Breneman missed his senior year of high school with an anterior cruciate ligament tear in his right knee and rebounded for 15 receptions in Bill O'Brien's offense as a freshman in 2013. Breneman is practicing this spring and even took some full-speed reps, but the staff continues making sure he isn't overdoing it.

"It is a process to get back," Breneman said. "I don't feel as athletic as I could be right now. That's because I haven't been running and I haven't been back for that long, which is another reason why this summer is such a big summer for me."

He used his redshirt year to become stronger, adding 60 pounds to his bench press and now weighs in around 256 pounds. Breneman said the physical change also came with a new nastiness as a blocker, a point of emphasis at his position.

"Coach [James] Franklin says to us a lot, 'If you can't block at tight end, you're just a big, slow wide receiver,' " Breneman said. "Which is true. If there's no threat of us in the running game, then you might as well just have another wideout that's running a 4.4 out there."

Line gains confidence: Right tackle Andrew Nelson, a Hershey High grad, said he is comfortable lining up at left tackle if that is what is asked of him. For now, though, his teammates need practice at their natural positions.

Penn State continues working junior-college transfer Paris Palmer and redshirt freshman Chance Sorrell at left tackle, giving both valuable practice experience in hopes that one emerges as the starter this summer.

Nelson, a redshirt sophomore, said the speed of the game is slowing down for him after his first year as a starter, allowing him to settle in and focus on technique. From last year to now, he said, he's "100 percent more confident."

"We're taking the attitude right now that we're tired of people scrutinizing the offensive line," Nelson said. "We're going to come out this year and show people that we're a different offensive line than we were last year."

Zettel eyes All-American season: Anthony Zettel didn't put much thought into leaving for the NFL draft after his junior season, one where he moved inside to defensive tackle and became a force for opponents.

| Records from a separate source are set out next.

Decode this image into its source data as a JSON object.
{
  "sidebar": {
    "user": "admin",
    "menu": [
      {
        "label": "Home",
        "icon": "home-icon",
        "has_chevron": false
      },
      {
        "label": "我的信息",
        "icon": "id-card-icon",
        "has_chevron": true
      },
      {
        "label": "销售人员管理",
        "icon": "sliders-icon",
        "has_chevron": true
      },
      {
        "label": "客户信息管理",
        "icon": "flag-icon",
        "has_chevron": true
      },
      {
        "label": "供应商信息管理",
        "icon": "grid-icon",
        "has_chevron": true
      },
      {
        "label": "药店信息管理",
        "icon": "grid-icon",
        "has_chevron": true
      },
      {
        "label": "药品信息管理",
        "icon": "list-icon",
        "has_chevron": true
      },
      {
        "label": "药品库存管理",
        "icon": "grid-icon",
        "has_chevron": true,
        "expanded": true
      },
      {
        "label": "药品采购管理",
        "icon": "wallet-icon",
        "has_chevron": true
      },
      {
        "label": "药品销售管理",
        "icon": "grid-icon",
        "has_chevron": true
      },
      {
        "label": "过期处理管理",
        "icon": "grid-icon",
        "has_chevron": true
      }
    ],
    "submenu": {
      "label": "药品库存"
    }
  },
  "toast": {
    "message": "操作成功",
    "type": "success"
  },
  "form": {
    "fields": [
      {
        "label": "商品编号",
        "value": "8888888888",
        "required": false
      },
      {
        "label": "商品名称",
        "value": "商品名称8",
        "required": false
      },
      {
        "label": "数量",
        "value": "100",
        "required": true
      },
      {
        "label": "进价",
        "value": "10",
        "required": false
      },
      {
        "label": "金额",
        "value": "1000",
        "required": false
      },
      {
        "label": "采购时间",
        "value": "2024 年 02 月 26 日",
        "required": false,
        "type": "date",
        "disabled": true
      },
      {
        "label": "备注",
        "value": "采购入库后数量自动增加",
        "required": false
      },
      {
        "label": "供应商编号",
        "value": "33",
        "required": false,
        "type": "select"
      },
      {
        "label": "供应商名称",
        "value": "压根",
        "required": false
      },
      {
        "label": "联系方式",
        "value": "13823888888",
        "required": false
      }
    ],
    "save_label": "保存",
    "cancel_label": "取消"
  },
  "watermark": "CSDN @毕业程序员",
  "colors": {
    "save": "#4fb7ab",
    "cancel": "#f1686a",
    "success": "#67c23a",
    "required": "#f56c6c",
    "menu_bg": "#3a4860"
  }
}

Aiming for an All-American season, Zettel said he wants to trim body fat, add muscle and maintain his quickness so he can play at 285 pounds. He was effective and versatile as an undersized tackle at 280 pounds in 2014.

Zettel, a first team All-Big Ten Conference honoree, said fellow defensive tackle Austin Johnson continues making him better. The two watch film on each other, with Zettel helping the 325-pound redshirt junior improve on coming off blocks.

"If he can continue to work on that, I think there's no one in the country that will be able to stop him because he's so physical and big and strong," Zettel said. "If he can get engaged and disengaged right away, I don't think there's anyone that can match him."